Indie Studio Lab Zero Games’ absolute gem of a fighting game takes the stage again for a well-deserved second (technically third) encore on the Nintendo Switch. The original Skullgirls released for PC, PlayStation 3 and Xbox 360 in 2012 followed by a re-release as SkullgirlsEncore in 2014. Skullgirls 2nd Encore first appeared on PC, PlayStation Vita and the PlayStation 4 in 2015. Now at long last, this must-play indie title has graced the Nintendo Switch library.
The game’s story mode centers around the Skull Heart, a magical artifact with the power to grant its wielder a wish. However, if the wisher possesses an impure soul, the Skull Heart will corrupt and transform its wielder into a monstrous Skull Girl. The narrative follows the game’s gallery of fighters in their pursuit of the Skull Heart and its current Skull Girl thrall to either rid the world of the cursed item or to utilize the Hearts power for their own selfish or nefarious purposes.
Skullgirls 2nd Encore is a charming and mesmerizing fighting game featuring a cast of characters that are unique and memorable both visually and mechanically. The entire game exudes intricacy and care from the gorgeous hand-drawn character models (done nearly a decade before Cuphead popularized it) to the stellar soundtrack right down to the stylish and fluid menu design and character select screens. Even the loading icons glow with a handcrafted intricacy and flare. It’s clear from start to finish that so much love and care went into this game.
If the game wasn’t unique enough already, it also holds the distinction as the first Western-developed game to have its soundtrack arranged by a Japanese composer. Indeed, even if the gameplay and visuals were only half as wonderful as they are, Skullgirls soundtrack alone almost makes the game worth owning. Composer Michiru Yamane of Castelvania (and its recent quasi-successor Bloodstained) fame lends her talents to the game’s repertoire to craft a truly unique and memorable score that perfectly evokes the zany intensity of a sci-fi fantasy brawl.
According to Nintendo’s most recent financial reports, the Switch already holds the distinction as the home of the best-selling fighting game of all time in the form of Super Smash Bros. Ultimate. Indeed, the Switch’s button configuration, display and controller variants all seem to lend themselves perfectly to the fighting game genre. There is undoubtedly an audience on the Switch for such an iconic addition to the genres history as Skullgirls.

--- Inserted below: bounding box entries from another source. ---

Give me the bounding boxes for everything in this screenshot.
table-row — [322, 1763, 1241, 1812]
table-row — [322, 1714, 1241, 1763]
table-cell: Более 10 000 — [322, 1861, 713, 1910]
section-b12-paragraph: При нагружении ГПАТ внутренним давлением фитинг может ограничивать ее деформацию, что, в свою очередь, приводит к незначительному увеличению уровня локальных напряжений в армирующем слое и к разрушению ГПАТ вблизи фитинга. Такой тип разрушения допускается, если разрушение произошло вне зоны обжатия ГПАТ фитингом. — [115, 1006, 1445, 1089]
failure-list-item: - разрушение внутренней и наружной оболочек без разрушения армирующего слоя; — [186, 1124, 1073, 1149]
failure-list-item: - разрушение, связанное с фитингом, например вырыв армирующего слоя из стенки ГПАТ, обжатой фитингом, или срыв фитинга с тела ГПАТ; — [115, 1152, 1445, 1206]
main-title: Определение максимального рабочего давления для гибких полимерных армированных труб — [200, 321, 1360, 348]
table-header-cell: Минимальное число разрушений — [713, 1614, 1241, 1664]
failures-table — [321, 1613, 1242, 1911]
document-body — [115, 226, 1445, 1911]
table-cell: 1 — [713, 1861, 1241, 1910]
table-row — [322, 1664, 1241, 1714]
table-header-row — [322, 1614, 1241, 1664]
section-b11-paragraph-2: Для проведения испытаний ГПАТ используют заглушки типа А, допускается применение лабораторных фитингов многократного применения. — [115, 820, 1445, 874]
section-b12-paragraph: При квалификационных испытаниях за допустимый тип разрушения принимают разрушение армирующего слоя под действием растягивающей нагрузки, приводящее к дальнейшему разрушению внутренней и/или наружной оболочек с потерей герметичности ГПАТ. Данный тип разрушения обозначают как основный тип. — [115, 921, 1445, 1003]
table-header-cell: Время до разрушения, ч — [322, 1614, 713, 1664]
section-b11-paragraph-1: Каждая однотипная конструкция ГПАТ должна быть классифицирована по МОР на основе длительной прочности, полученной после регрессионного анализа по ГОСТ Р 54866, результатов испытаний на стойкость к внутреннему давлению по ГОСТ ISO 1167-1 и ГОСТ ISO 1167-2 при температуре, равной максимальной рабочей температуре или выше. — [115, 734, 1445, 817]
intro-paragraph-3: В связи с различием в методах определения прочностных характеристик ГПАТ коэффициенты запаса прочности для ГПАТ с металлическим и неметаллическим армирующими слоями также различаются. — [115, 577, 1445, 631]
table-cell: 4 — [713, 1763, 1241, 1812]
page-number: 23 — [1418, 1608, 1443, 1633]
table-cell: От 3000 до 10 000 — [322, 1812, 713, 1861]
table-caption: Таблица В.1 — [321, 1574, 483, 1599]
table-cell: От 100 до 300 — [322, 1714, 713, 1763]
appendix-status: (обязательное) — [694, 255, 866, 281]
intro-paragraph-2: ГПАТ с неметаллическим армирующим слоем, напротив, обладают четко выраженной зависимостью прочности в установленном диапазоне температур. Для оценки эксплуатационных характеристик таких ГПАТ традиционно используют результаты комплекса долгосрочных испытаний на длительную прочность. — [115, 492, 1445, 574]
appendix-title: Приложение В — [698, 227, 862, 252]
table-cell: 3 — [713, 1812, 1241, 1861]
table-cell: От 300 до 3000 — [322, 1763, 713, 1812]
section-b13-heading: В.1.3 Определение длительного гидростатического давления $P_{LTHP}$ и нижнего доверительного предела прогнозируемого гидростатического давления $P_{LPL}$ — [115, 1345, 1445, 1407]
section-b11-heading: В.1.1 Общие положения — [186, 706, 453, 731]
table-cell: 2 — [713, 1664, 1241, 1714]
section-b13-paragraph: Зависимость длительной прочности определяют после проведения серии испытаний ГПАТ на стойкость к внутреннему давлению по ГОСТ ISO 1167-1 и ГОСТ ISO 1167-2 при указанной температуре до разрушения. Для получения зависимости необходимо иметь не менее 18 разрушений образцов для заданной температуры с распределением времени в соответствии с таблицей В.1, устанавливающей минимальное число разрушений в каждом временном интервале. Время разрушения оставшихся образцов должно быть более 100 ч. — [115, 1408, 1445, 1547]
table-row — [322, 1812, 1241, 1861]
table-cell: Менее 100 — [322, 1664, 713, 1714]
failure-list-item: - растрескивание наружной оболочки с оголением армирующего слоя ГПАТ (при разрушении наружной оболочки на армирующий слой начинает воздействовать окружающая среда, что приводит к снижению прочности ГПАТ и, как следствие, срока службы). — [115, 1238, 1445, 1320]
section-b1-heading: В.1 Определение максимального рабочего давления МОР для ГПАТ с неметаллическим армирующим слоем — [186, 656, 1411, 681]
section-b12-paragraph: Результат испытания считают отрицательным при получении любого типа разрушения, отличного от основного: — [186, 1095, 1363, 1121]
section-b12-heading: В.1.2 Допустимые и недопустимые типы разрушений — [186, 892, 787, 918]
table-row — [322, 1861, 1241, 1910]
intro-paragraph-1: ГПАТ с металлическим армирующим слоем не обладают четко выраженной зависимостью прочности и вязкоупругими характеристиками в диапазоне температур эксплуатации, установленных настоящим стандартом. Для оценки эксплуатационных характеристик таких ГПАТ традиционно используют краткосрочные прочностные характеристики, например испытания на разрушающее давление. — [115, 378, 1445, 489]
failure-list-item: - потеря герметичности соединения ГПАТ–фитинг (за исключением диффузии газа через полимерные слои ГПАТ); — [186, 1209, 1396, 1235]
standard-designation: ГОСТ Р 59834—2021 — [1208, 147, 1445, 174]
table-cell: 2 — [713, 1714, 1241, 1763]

Granted, Skullgirls is already ported port of an updated rerelease, but in many ways that makes it all the more of a perfect fit for the Switch. With such a sprawling library of stellar indie and AAA ports, it seems as though the Switch has endeavored to become a haven for previous and current-generation titles that players may have missed out on or let fall by the wayside. Skullgirls stands at, or very near the apex of said titles. If you are a fan of fighting games in any capacity and you somehow missed the many iterations of Skullgirls over the past seven years, your time is now. You need this game in your library immediately.
The game runs beautifully both in portable and docked mode and controls remain fluid and responsive whether you’re using single Joy-Cons, handheld mode or a pro-controller. Multiplayer matchmaking is jaw-droppingly seamless, especially for an indie title. Online play runs smoothly whether via a WiFi or Ethernet connection, a critical feature for a fighting game, where every frame counts. As an aside to those who own the game on other platforms, it should be noted that there is NO additional or exclusive content present on the Switch version of the game.
Skullgirls 2nd Encore’s ‘Switch encore’ is as well-deserved a reiteration as a game can hope to achieve, and once you’ve played it, you’ll understand why so many fans remain in the stadium, chanting loudly for a third.
Skullgirls (Reviewed on Nintendo Switch)
Excellent. Look out for this one.
As a fighting game, there is almost no aspect of Skullgirls Second Encore that isn’t an absolute joy to play, and the Switch's portability only enhances those qualities. Fans of fighting games will find so much to love in Skullgirls, but the game won’t create any zealous converts out of those who loathe the conventions of the fighting game genre.